Blackwater National Wildlife Refuge is located on the Eastern Shore (location map) of Maryland, approximately 12 miles south of the town of Cambridge, in Dorchester County. The Refuge includes over 27,000 acres, composed mainly of rich tidal marsh characterized by fluctuating water levels and varying salinity. Other habitat types include freshwater ponds, mixed evergreen and deciduous forests, and small amounts of cropland and managed impoundments that are seasonally flooded for waterfowl use. View the Blackwater NWR brochure and map (1.4MB PDF).
Recently noted in USA Today as "One of the 10 Best: Amazing places for Wildlife".

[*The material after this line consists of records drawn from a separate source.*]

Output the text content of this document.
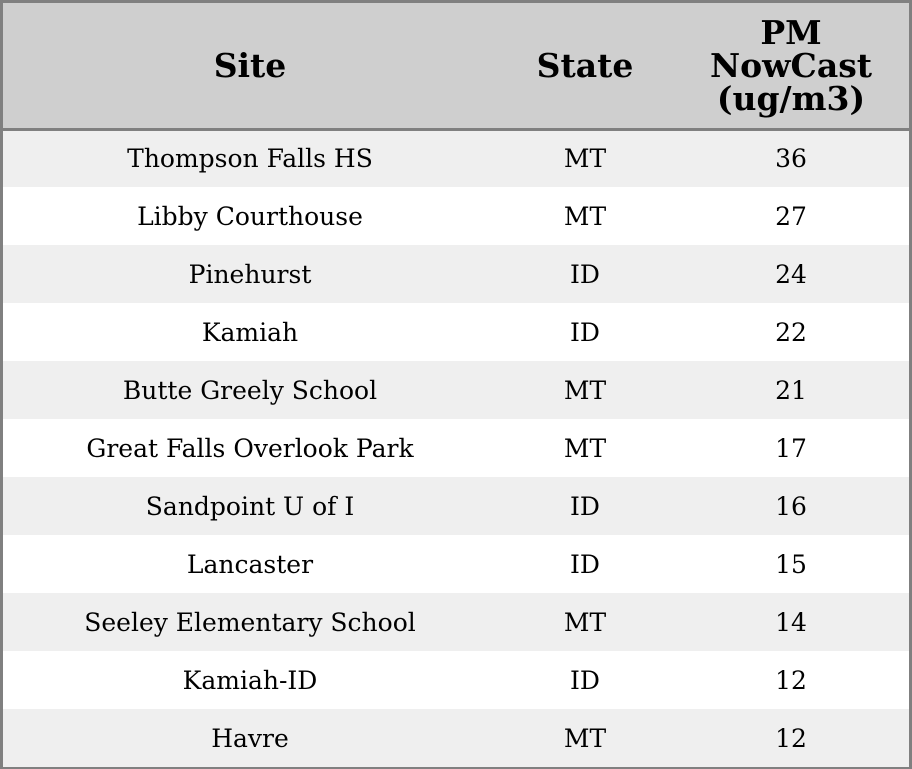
Site	State	PM
NowCast
(ug/m3)
Thompson Falls HS	MT	36
Libby Courthouse	MT	27
Pinehurst	ID	24
Kamiah	ID	22
Butte Greely School	MT	21
Great Falls Overlook Park	MT	17
Sandpoint U of I	ID	16
Lancaster	ID	15
Seeley Elementary School	MT	14
Kamiah-ID	ID	12
Havre	MT	12
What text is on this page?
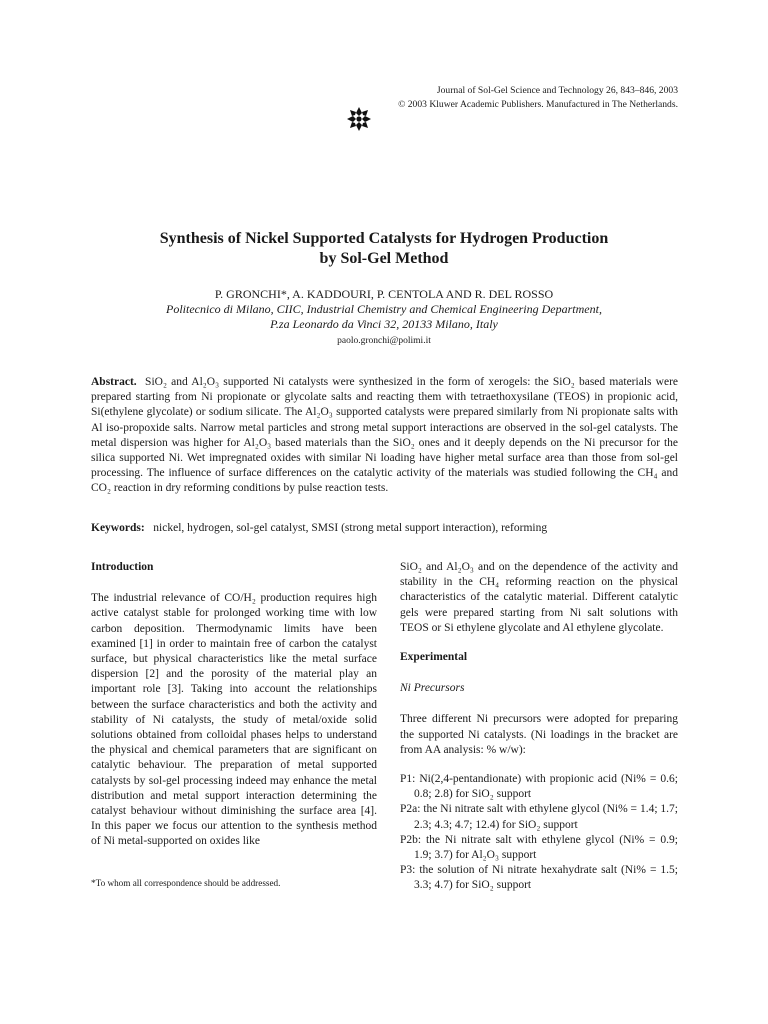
Journal of Sol-Gel Science and Technology 26, 843–846, 2003
© 2003 Kluwer Academic Publishers. Manufactured in The Netherlands.
Synthesis of Nickel Supported Catalysts for Hydrogen Production
by Sol-Gel Method
P. GRONCHI*, A. KADDOURI, P. CENTOLA AND R. DEL ROSSO
Politecnico di Milano, CIIC, Industrial Chemistry and Chemical Engineering Department,
P.za Leonardo da Vinci 32, 20133 Milano, Italy
paolo.gronchi@polimi.it
Abstract. SiO₂ and Al₂O₃ supported Ni catalysts were synthesized in the form of xerogels: the SiO₂ based materials were prepared starting from Ni propionate or glycolate salts and reacting them with tetraethoxysilane (TEOS) in propionic acid, Si(ethylene glycolate) or sodium silicate. The Al₂O₃ supported catalysts were prepared similarly from Ni propionate salts with Al iso-propoxide salts. Narrow metal particles and strong metal support interactions are observed in the sol-gel catalysts. The metal dispersion was higher for Al₂O₃ based materials than the SiO₂ ones and it deeply depends on the Ni precursor for the silica supported Ni. Wet impregnated oxides with similar Ni loading have higher metal surface area than those from sol-gel processing. The influence of surface differences on the catalytic activity of the materials was studied following the CH₄ and CO₂ reaction in dry reforming conditions by pulse reaction tests.
Keywords: nickel, hydrogen, sol-gel catalyst, SMSI (strong metal support interaction), reforming
Introduction
The industrial relevance of CO/H₂ production requires high active catalyst stable for prolonged working time with low carbon deposition. Thermodynamic limits have been examined [1] in order to maintain free of carbon the catalyst surface, but physical characteristics like the metal surface dispersion [2] and the porosity of the material play an important role [3]. Taking into account the relationships between the surface characteristics and both the activity and stability of Ni catalysts, the study of metal/oxide solid solutions obtained from colloidal phases helps to understand the physical and chemical parameters that are significant on catalytic behaviour. The preparation of metal supported catalysts by sol-gel processing indeed may enhance the metal distribution and metal support interaction determining the catalyst behaviour without diminishing the surface area [4]. In this paper we focus our attention to the synthesis method of Ni metal-supported on oxides like
SiO₂ and Al₂O₃ and on the dependence of the activity and stability in the CH₄ reforming reaction on the physical characteristics of the catalytic material. Different catalytic gels were prepared starting from Ni salt solutions with TEOS or Si ethylene glycolate and Al ethylene glycolate.
Experimental
Ni Precursors
Three different Ni precursors were adopted for preparing the supported Ni catalysts. (Ni loadings in the bracket are from AA analysis: % w/w):
P1: Ni(2,4-pentandionate) with propionic acid (Ni% = 0.6; 0.8; 2.8) for SiO₂ support
P2a: the Ni nitrate salt with ethylene glycol (Ni% = 1.4; 1.7; 2.3; 4.3; 4.7; 12.4) for SiO₂ support
P2b: the Ni nitrate salt with ethylene glycol (Ni% = 0.9; 1.9; 3.7) for Al₂O₃ support
P3: the solution of Ni nitrate hexahydrate salt (Ni% = 1.5; 3.3; 4.7) for SiO₂ support
*To whom all correspondence should be addressed.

Blackwater Refuge was originally established in 1933 as a haven for ducks and geese migrating along the Atlantic Flyway. The Refuge is a popular place during the November migration when upwards of 35,000 geese and 15,000 ducks visit Blackwater.
Blackwater is also a haven for several troubled species including the American bald eagle, the endangered Delmarva fox squirrel, and the migrant peregrine falcon. The Refuge is unique in that it hosts the largest remaining natural population of Delmarva fox squirrels and is also host to the largest breeding population of bald eagles on the East Coast, north of Florida.
At the Refuge, visitors will find a beautiful Visitor Center, a Wildlife Drive, four hiking trails, three paddling trails, miles of cycling roads, hunting/fishing/crabbing opportunities, and adventures in environmental education.